Page 85 of Broken Honor

I smile. “With all due respect, Don Gattuso, you don’t need to decide tonight. Give it time. I’m not here to ask for blind loyalty. I’m here to show you I’ve earned it.”

They murmur. Some tilt their heads, sipping wine with newfound interest.

Another man, broader than the rest, raises his voice. “You’ve been out for what—a few weeks? What exactly have you earned, Tavano?”

My fingers curl around my glass.

“A few weeks,” I echo, lifting my glass again. “But legacies aren’t built in weeks. They’re proven through action.” I turn to face them all now. “I won’t waste your time with promises. Watch me. Watch what I do. Then decide if I’ve earned my father’s place—or made a name of my own.”

There’s a long silence. Then a clink. Another. Slowly, almost begrudgingly, the men lift their glasses. A quiet toast. Not unanimous, not warm—but enough.

“That’s my nephew,” Bellandi says from somewhere behind me.

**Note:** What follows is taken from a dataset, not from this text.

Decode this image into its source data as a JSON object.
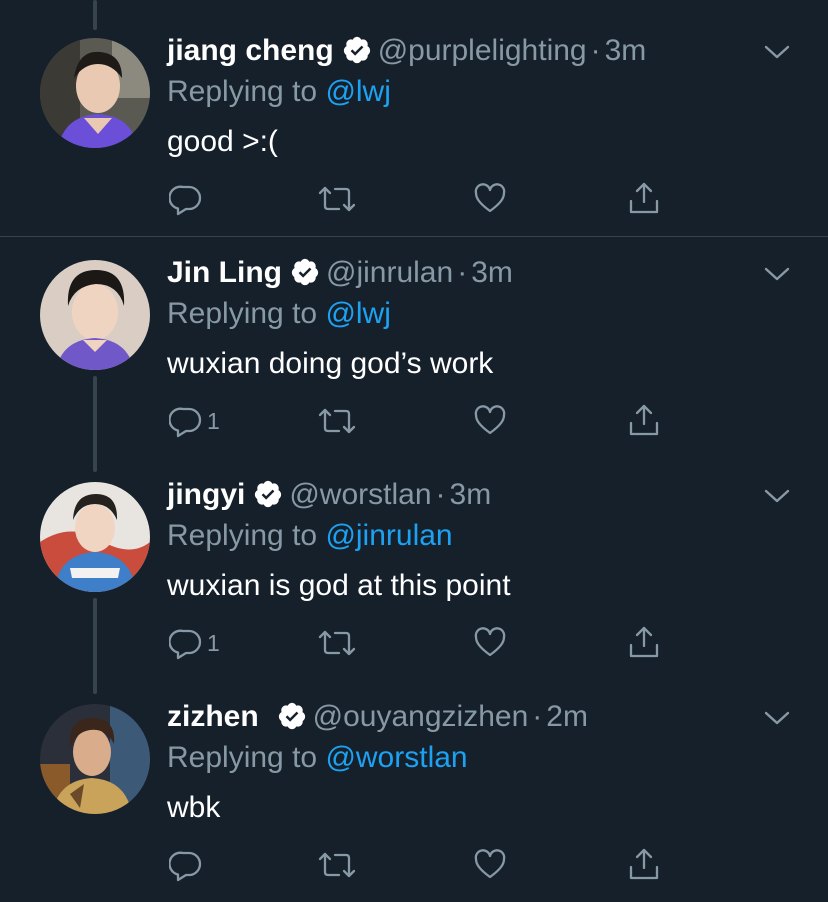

I don’t look at him. I keep smiling, nodding, lifting my glass with the same charm father taught me when I was a boy and didn’t yet know his hands were made for backstabbing.

We make small talk for a while, then the last of the dons shake my hand with forced smiles and guarded nods, their eyes sharp with suspicion, some warmer than others—but none warm enough to trust. I return the gestures. When the last one releases my hand, I turn to my brothers.

“We’ve done enough for the evening,” I murmur. “Let’s go.”

As soon as we step away from the crowd and into the cover of the shadows, the weight I’ve been holding slams back down.

I rip my collar open, the top button popping, and turn to Enzo. “Anything?”

He’s already shaking his head. “Nothing.”

“She jumped a fucking wall and vanished?” I snap, voice low but razor-edged.

Enzo nods. “Our men swept the perimeter twice. It’s like she evaporated.”

“Fan out,” I order.

Enzo nods and takes off with Alfio. Omero heads in the opposite direction.

Riccardo stays beside me, mouth twisting. “She’s a slimy little wench. I knew it from the start.”

If she had time to run, she had time to scream. Why didn’t she? Why the quiet?

My hands ball at my sides as we stalk along the gravel path, searching between hedges, behind statues, under every stretch of shadow. She can’t have made it far.

When we regroup by the far garden path, the looks on my brothers’ faces confirm what I already know.

Nothing.

I glance toward the vehicles parked in neat rows under the ambient lights near the outer gates. I nod toward them. “We’ll drive. Fan the area out farther.”

The four of us move toward the cars. Riccardo is already muttering under his breath.

“She better hope I don’t find her. I’ll—”

“No! Don’t!”

The scream rips through the night.

We spin around.

And there she is.

Stumbling into the light like a ghost pulled out of hell.